Es preciso aclarar que no es competencia del ente penalicio la sanción a los dirigentes pero sí a jugadores, entrenadores y clubes, por lo que lo que puede hacer son dos cosas: desestimar el hecho o girarlo para su tratamiento al Consejo Directivo. Optó por el segundo camino.
El tema es que pasó más de un mes y el CD nunca trató si le correspondía o no sanción a quien acompaña a Néstor Beltrame en la conducción de la Liga. De hecho, en casos similares anteriores, el Consejo fue muy ágil en el tratamiento y decidió inmediatamente la expulsión de los delegados, como ocurrió el año pasado con la representante de Náutico Fitz Simon.

Al ser consultado por Pasión Deportiva Radio, Pío explicó que fue la misma Mesa Directiva la que decidió no darle tratamiento al tema en el Consejo porque le pareció “algo menor” ya que no se habría tratado de un insulto sino de una calificación lo expresado por Cánepa a las autoridades arbitrales: “le dijo algo así como ustedes fueron un desastre, eso no es un insulto o un agravio”.
Lo realmente polémico es la subjetividad que impregna al tema: justo la Mesa Directiva desestima el tratamiento de un tema o le parece menor un dicho cuando se trata de uno de sus integrantes. Por palabras similares hay entrenadores o jugadores que han sido sancionados.
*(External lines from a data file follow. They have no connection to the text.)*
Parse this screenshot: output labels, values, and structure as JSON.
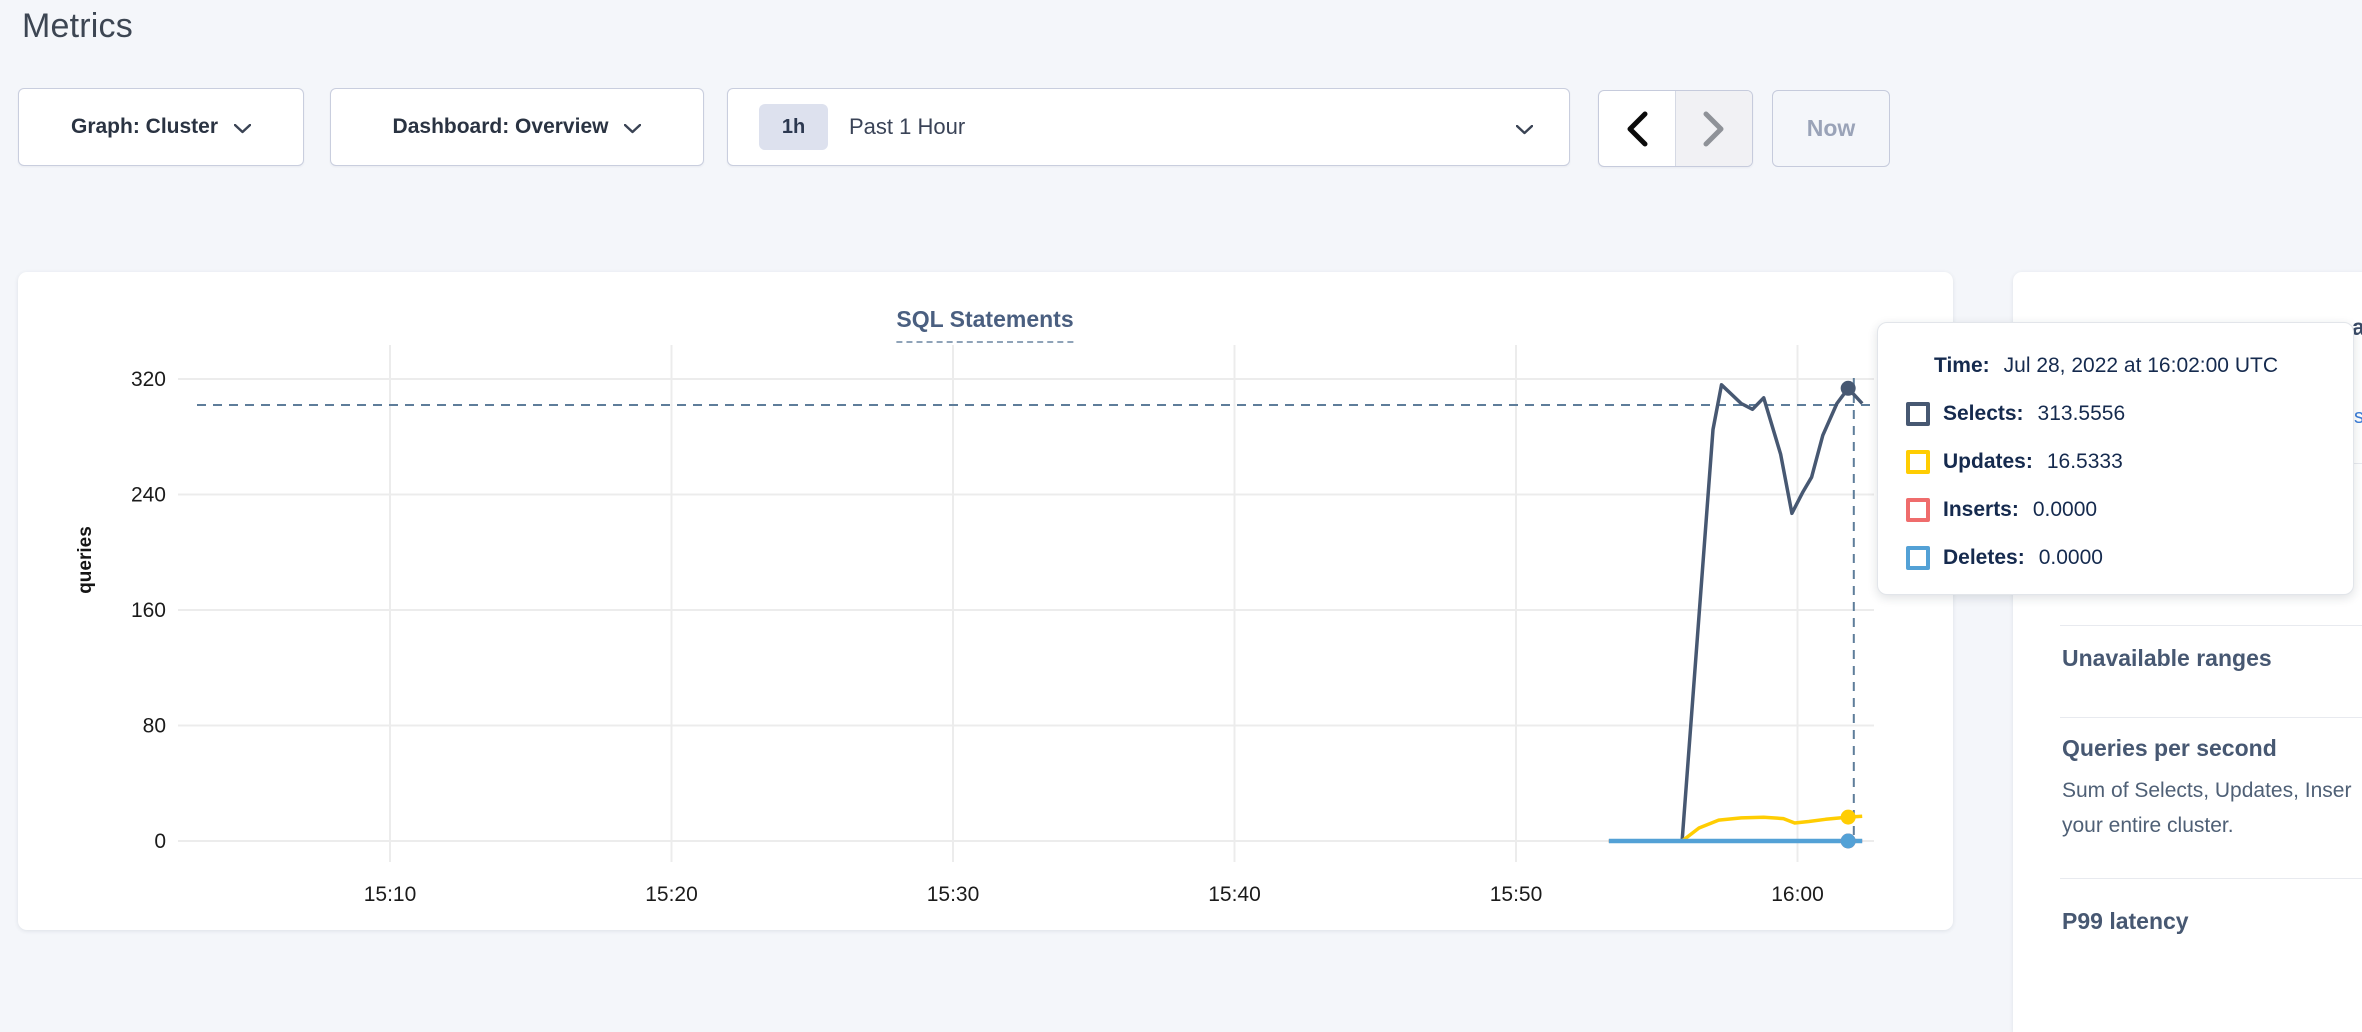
{
  "page": {
    "title": "Metrics"
  },
  "toolbar": {
    "graph_dropdown": "Graph: Cluster",
    "dashboard_dropdown": "Dashboard: Overview",
    "time_badge": "1h",
    "time_label": "Past 1 Hour",
    "now_button": "Now"
  },
  "chart_data": {
    "type": "line",
    "title": "SQL Statements",
    "ylabel": "queries",
    "ylim": [
      0,
      320
    ],
    "yticks": [
      0,
      80,
      160,
      240,
      320
    ],
    "xticks": [
      {
        "m": 10,
        "label": "15:10"
      },
      {
        "m": 20,
        "label": "15:20"
      },
      {
        "m": 30,
        "label": "15:30"
      },
      {
        "m": 40,
        "label": "15:40"
      },
      {
        "m": 50,
        "label": "15:50"
      },
      {
        "m": 60,
        "label": "16:00"
      }
    ],
    "grid": true,
    "legend_position": "tooltip",
    "series": [
      {
        "name": "Selects",
        "color": "#475872",
        "points": [
          [
            53.3,
            0
          ],
          [
            55.9,
            0
          ],
          [
            57.0,
            285
          ],
          [
            57.3,
            316
          ],
          [
            58.0,
            303
          ],
          [
            58.4,
            299
          ],
          [
            58.8,
            307
          ],
          [
            59.4,
            268
          ],
          [
            59.8,
            227
          ],
          [
            60.2,
            242
          ],
          [
            60.5,
            252
          ],
          [
            60.9,
            281
          ],
          [
            61.4,
            303
          ],
          [
            61.8,
            313.5556
          ],
          [
            62.3,
            303
          ]
        ]
      },
      {
        "name": "Updates",
        "color": "#ffcd02",
        "points": [
          [
            53.3,
            0
          ],
          [
            55.9,
            0
          ],
          [
            56.5,
            9
          ],
          [
            57.2,
            14.5
          ],
          [
            58.0,
            16
          ],
          [
            58.8,
            16.5
          ],
          [
            59.5,
            15.5
          ],
          [
            59.9,
            12.5
          ],
          [
            60.4,
            13.5
          ],
          [
            61.0,
            15
          ],
          [
            61.8,
            16.5333
          ],
          [
            62.3,
            17.2
          ]
        ]
      },
      {
        "name": "Inserts",
        "color": "#ef6c6c",
        "points": [
          [
            53.3,
            0
          ],
          [
            61.8,
            0
          ],
          [
            62.3,
            0
          ]
        ]
      },
      {
        "name": "Deletes",
        "color": "#53a1d6",
        "points": [
          [
            53.3,
            0
          ],
          [
            61.8,
            0
          ],
          [
            62.3,
            0
          ]
        ]
      }
    ],
    "hover": {
      "m": 61.8,
      "mouse_m": 62.0,
      "mouse_value": 302,
      "time": "16:02:00"
    }
  },
  "tooltip": {
    "time_label": "Time:",
    "time_value": "Jul 28, 2022 at 16:02:00 UTC",
    "rows": [
      {
        "name": "Selects:",
        "value": "313.5556",
        "color": "#475872"
      },
      {
        "name": "Updates:",
        "value": "16.5333",
        "color": "#ffcd02"
      },
      {
        "name": "Inserts:",
        "value": "0.0000",
        "color": "#ef6c6c"
      },
      {
        "name": "Deletes:",
        "value": "0.0000",
        "color": "#53a1d6"
      }
    ]
  },
  "sidebar": {
    "heading_unavailable_ranges": "Unavailable ranges",
    "heading_qps": "Queries per second",
    "qps_description_line1": "Sum of Selects, Updates, Inser",
    "qps_description_line2": "your entire cluster.",
    "heading_p99": "P99 latency",
    "edge_fragment_top": "a",
    "edge_fragment_link": "s"
  },
  "colors": {
    "accent_selects": "#475872",
    "accent_updates": "#ffcd02",
    "accent_inserts": "#ef6c6c",
    "accent_deletes": "#53a1d6",
    "crosshair": "#5e7d9a"
  }
}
Al tratarse, ni más ni menos, que del vicepresidente de la Liga, el tema debió ser remitido al Consejo y de última que sea este cuerpo de delegados el que tome la decisión de desestimar, eso para no darle lugar las especulaciones que, en este tipo de situaciones, siempre se generan.
El tratamiento de los temas debe ser justo y parejo para todos y así evitar connotaciones como que “el tema fue cajoneado porque se trataba de la mano derecha de Beltrame” o “al ser integrante de la Mesa Directiva de la Liga tienen tratamientos preferenciales”, frases que llegaron a la producción de Pasión Deportiva en la investigación del tema.
La transparencia en este tipo de situaciones es vital para que no afecte la credibilidad de las instituciones.